Which stocks, and why
This is a direct, company specific result for Unilever Pakistan Foods, and the read is neutral, a balance of strong sales against a softer EPS. The 20 percent volume led sales growth is a clear positive and shows the core brands are in demand. Set against that, the EPS decline, even though it is largely a tax effect, means shareholders saw slightly lower per share earnings. The large dividend keeps the income case intact.
What to watch
The drivers from here are volume growth, which shows whether demand momentum holds, the gross margin, which depends on input and commodity costs, and the tax position now that the earlier credits have matured.
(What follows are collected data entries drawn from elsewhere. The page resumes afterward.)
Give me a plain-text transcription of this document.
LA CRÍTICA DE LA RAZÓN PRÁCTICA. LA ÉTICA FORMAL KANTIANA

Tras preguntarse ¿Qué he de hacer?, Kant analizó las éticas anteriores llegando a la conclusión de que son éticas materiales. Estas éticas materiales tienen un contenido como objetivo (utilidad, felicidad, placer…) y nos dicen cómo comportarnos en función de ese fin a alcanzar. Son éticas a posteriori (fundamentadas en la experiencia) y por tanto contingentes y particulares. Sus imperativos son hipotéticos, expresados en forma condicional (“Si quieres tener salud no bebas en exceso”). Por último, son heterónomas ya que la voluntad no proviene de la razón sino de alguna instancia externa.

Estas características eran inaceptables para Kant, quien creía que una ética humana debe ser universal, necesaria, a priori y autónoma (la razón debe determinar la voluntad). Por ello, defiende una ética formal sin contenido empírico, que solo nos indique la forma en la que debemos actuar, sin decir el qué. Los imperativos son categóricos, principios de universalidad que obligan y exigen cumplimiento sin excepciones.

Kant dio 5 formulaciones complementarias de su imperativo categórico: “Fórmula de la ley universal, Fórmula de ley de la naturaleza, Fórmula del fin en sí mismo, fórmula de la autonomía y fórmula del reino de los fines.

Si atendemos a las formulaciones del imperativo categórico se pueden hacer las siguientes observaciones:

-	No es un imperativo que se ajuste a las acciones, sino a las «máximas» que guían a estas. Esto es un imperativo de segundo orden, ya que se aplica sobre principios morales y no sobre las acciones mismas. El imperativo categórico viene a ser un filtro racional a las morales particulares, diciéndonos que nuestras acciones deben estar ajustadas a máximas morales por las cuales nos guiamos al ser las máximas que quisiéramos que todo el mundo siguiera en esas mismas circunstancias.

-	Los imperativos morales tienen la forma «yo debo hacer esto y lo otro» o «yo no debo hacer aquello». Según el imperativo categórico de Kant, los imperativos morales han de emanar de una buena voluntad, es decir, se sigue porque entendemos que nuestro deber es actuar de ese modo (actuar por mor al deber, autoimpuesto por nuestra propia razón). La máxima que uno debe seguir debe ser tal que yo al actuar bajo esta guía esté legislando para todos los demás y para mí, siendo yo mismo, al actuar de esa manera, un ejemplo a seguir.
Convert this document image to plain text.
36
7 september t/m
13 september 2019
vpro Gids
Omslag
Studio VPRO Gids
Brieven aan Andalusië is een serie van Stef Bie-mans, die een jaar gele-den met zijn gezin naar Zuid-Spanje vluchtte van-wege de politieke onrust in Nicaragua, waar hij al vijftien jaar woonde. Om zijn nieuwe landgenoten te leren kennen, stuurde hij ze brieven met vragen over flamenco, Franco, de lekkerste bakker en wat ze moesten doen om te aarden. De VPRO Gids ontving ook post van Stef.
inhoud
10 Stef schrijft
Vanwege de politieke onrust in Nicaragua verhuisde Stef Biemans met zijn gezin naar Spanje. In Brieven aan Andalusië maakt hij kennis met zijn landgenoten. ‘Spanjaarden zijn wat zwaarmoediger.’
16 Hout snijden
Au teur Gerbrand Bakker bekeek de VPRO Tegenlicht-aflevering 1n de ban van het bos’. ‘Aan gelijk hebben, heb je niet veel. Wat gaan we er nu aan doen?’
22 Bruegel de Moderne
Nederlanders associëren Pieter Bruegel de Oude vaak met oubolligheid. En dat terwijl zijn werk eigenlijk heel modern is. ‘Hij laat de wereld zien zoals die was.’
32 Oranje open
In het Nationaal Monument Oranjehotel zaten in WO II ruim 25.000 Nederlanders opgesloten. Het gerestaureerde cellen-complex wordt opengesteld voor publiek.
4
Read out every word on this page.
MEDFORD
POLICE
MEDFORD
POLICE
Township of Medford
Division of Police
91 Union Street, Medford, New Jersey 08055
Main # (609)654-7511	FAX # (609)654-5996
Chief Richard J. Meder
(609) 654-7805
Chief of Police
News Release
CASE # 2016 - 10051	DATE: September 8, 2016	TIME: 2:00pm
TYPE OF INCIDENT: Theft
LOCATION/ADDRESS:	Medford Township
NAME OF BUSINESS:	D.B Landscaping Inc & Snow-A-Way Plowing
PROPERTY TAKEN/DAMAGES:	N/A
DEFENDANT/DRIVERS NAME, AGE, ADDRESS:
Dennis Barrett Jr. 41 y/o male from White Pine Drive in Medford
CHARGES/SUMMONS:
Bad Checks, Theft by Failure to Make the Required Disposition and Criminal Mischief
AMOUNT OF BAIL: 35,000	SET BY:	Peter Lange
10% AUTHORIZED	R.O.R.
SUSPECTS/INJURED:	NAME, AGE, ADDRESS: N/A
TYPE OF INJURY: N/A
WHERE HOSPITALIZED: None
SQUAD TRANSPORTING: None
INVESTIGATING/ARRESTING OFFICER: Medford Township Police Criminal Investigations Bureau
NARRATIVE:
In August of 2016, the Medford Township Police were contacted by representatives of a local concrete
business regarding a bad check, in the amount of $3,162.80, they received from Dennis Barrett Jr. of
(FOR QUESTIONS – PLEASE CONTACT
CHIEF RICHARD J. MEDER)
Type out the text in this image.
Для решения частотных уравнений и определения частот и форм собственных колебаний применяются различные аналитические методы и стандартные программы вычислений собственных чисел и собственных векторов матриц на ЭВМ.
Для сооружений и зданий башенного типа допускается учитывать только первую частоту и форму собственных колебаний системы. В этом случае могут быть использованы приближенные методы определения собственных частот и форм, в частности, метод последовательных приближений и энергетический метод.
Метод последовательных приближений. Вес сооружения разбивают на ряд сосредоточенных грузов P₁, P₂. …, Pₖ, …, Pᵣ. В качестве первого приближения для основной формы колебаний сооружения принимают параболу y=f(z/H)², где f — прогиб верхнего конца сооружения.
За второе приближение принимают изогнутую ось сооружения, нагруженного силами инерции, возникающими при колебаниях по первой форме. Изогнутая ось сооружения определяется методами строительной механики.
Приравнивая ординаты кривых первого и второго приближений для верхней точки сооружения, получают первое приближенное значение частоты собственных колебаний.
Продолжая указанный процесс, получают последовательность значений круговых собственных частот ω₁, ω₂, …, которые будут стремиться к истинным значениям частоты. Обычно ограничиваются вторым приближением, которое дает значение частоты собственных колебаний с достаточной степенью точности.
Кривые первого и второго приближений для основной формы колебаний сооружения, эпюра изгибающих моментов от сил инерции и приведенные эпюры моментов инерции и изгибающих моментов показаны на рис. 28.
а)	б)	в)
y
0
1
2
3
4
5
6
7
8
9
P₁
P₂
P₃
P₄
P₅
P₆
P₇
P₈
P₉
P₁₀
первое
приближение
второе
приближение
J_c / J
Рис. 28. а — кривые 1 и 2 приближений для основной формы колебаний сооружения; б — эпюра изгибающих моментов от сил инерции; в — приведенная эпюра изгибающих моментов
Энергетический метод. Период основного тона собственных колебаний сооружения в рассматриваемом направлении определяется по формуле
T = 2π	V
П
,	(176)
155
Watch whether the company can keep growing volumes and sustain its high dividend, since those will determine whether the strong top line eventually flows through to higher per share earnings.
Frequently asked questions
How did Unilever Pakistan Foods grow in 2025?
Net sales rose 20.4 percent year on year, driven by strong volume growth across all segments, with Knorr noodles leading. Gross margin was broadly steady at 38.6 percent.
Why did earnings per share fall if sales grew?
Earnings per share fell to Rs934, down Rs161 from 2024, mainly because tax credits matured and other income declined, even though the underlying sales performance was strong.
Is the result positive or negative for UPFL stock?
It is mixed. Strong volume led sales growth is positive, but the EPS decline on tax effects pulls the other way. This describes the company's results, not a share price forecast.
Informational only β not investment advice. Sentiment reflects news exposure, not a buy/sell recommendation or price forecast. Do your own research and consult a licensed professional.